Abstract:
An electroexplosive device and percussion safe and arm device in which a  ton actuated squib or a directional shaped charge is used to set off a pyrotechnic booster charge that is rotated relative to the squib to align the booster charge with the squib and thereby enable the squib to set the booster charge off. The booster charge is used to ignite an initiator main charge or an additional booster charge that then sets off an initiator main charge.

Description:
DEDICATORY CLAUSE 
     The invention described herein may be manufactured, used, and licensed by or for the Government for governmental purposes without the payment to me of any royalties thereon. 
    
    
     BACKGROUND OF THE INVENTION 
     In the past, a safe and arm design of an electroexplosive device has included those in which in-line-out-of-line squib is used to achieve a safe and arm requirement. This type device functions by aligning the squib over a sealed port. The squib is then fired to rupture a port barrier and ignite a pyro in the ignition train. By rotating the port out-of-line and/or using a closed volume for the squib to fire into causes the device to be safed. There are problems associated with this design in that the barriers must be reliably ruptured from the squib output pressure but not be ruptured from squib pressure when in the safe position. The barrier is ruptured from the squib output pressure which is difficult to control in magnitude and in a local area. Also, in these designs in order for the squib pressure to be appropriately applied to the barrier and the pyro, there must be close tolerances relative to sealing between the squib and the structure which carries the port barrier and the pyro. Accordingly, it can be seen that a more reliable device utilizing an in-line-out-of-line device is needed which will give better control on the pressure or squib output. 

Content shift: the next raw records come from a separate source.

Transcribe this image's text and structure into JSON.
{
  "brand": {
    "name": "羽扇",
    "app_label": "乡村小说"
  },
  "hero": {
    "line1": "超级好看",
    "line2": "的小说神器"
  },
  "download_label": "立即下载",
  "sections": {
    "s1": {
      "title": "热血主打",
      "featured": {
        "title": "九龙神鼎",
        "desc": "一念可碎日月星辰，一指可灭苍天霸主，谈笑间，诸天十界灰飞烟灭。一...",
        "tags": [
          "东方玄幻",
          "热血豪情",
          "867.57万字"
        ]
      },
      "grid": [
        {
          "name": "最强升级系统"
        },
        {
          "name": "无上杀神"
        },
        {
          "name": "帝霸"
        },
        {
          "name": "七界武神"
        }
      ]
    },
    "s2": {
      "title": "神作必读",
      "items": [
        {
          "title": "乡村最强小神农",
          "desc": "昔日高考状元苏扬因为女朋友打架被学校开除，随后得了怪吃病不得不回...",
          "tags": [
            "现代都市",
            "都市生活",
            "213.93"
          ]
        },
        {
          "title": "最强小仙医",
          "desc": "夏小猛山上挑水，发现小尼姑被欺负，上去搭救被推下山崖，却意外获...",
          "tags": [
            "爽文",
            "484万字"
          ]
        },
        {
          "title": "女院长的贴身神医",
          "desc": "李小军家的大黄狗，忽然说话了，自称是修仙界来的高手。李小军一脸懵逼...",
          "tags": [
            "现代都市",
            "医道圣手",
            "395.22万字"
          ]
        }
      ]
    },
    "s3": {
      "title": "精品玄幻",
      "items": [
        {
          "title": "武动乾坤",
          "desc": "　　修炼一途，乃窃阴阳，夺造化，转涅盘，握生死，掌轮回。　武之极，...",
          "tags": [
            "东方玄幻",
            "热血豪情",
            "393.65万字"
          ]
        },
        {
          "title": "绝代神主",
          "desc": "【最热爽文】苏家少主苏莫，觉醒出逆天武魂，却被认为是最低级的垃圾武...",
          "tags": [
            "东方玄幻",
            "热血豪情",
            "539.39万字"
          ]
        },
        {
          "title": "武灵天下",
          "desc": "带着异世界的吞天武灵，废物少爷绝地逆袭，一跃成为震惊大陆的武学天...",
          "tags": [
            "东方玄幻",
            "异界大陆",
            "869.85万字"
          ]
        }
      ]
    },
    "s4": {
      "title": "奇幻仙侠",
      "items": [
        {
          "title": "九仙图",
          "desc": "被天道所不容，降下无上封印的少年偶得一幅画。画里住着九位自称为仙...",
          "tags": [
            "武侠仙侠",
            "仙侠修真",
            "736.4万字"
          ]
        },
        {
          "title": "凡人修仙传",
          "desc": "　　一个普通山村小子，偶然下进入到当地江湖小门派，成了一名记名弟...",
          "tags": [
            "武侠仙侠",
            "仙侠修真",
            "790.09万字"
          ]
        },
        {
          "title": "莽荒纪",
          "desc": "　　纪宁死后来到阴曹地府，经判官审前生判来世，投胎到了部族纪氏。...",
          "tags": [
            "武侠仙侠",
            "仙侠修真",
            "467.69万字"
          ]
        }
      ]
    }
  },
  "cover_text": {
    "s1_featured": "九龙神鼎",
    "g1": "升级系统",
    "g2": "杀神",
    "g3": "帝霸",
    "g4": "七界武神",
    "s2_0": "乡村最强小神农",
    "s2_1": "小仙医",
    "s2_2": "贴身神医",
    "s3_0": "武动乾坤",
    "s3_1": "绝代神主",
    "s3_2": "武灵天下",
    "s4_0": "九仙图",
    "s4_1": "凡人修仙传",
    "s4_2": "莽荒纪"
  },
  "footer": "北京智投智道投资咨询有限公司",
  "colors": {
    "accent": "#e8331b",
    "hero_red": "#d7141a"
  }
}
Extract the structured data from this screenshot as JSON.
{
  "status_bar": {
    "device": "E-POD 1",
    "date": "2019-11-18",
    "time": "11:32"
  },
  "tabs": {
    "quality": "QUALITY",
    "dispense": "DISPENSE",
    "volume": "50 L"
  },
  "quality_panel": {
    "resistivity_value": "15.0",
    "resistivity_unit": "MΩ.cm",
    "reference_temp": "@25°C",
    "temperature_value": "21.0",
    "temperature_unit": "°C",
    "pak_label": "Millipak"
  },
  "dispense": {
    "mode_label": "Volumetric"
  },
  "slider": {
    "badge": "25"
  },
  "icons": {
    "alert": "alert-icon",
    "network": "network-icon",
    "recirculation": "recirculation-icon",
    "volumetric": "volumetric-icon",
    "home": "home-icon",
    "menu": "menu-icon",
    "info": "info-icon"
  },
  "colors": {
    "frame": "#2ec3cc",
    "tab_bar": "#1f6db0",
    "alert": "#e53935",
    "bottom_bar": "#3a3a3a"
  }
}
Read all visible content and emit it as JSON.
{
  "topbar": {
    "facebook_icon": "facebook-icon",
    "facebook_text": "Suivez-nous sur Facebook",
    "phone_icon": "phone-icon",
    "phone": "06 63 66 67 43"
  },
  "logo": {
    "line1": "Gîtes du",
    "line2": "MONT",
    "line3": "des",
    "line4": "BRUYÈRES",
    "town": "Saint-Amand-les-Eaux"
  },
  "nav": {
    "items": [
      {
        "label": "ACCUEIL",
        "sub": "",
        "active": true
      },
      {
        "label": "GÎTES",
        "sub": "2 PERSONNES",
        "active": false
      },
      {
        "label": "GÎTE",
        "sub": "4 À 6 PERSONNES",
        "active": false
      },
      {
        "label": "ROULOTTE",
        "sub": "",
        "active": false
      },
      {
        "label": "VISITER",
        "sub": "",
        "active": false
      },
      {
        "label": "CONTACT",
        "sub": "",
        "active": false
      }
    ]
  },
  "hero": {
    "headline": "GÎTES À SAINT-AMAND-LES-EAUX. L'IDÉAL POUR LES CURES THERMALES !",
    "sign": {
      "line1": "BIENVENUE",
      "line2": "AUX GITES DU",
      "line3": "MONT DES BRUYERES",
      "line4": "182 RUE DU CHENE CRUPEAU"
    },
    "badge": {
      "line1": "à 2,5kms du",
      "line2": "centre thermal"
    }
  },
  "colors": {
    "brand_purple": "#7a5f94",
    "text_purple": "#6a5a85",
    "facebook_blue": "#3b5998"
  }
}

     Therefore, it is an object of this invention to provide a particular squib and a percussion cap in place of the previously used squib and port barrier to provide a device that is more reliable and safer than that previously used. 
     Another object of this invention is to provide a squib that is a piston actuated squib or a jet squib which has a shaped and directed high force portion which can act on a precussion cap or primer. 
     A further object of this invention is to provide a safe and arm device in which the squib has to be misaligned only a few degrees to prevent the safe and arm device from being operated. 
     Other objects and advantages of this invention will be obvious to those skilled in this art. 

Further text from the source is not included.